9.1.2 Segregation of Duties in Enterprise-wide Applications for Procurement and Tracking of Equipment
Policy Statement
University of Illinois System employees must have a legitimate business need to access certain enterprise-wide applications. Enterprise-wide applications are those programs used across the University of Illinois System (e.g., Banner, iBuy, Chrome River, Contracts+, etc.) The combination of access for several of these enterprise-wide applications may cause a lack of segregation of duties creating an inherent risk for the system. Role combinations involving the requisitioning, procurement, and tracking of equipment are prohibited unless the unit obtains an approved Exception Request.
Reason for the Policy
To mitigate the inherent risks of prohibited role combinations through the segregation of duties.

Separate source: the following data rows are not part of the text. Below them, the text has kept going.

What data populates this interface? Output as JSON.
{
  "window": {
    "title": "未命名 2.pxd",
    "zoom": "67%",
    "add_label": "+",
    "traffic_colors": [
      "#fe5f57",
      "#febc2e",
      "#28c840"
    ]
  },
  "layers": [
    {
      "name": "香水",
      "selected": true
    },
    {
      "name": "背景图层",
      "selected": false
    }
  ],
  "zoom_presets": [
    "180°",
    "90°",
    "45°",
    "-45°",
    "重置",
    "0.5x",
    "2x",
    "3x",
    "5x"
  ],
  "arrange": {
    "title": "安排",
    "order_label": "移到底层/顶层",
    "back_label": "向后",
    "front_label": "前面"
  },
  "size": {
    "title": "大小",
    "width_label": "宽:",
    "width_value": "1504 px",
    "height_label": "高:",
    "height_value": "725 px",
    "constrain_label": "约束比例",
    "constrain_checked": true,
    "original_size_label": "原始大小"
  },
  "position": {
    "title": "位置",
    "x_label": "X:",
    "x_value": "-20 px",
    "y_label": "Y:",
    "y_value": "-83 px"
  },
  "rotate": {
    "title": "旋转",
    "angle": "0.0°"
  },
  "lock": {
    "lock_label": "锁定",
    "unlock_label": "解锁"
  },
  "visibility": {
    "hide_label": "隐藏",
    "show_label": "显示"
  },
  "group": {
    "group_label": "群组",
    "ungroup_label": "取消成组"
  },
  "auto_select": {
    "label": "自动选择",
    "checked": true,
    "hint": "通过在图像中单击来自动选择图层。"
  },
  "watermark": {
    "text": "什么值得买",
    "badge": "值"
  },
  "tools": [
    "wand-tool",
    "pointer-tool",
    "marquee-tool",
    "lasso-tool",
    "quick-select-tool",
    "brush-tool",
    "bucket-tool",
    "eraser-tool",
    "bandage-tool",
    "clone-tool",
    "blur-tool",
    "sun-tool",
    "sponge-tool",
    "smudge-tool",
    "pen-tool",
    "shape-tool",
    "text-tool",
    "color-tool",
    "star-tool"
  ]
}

Applicability of the Policy
This policy applies to all system employees with the following role combinations:
- iBuy Requestor with FABweb Unit Rep or Biennial Unit Contact
- iBuy Approver with FABweb Unit Rep or Biennial Unit Contact
- Banner Department Manager/Requestor with FABweb Unit Rep or Biennial Unit Contact
- PCard Cardholder with FABweb Unit Rep or Biennial Unit Contact
Procedure
Employees requesting access to enterprise-applications for the prohibited role combinations must submit an Exception Request that includes a risk mitigation plan and internal review procedures.
Exception Request
To obtain access to the prohibited role combinations, units must submit an Exception Request, which must include a risk mitigation plan and internal review procedures (as defined below). The Exception Request must have documented approval from the department head, college leadership, and the Provost, Chancellor, or Vice President’s office (depending on reporting lines). Universities may have additional requirements to receive an approved Exception Request.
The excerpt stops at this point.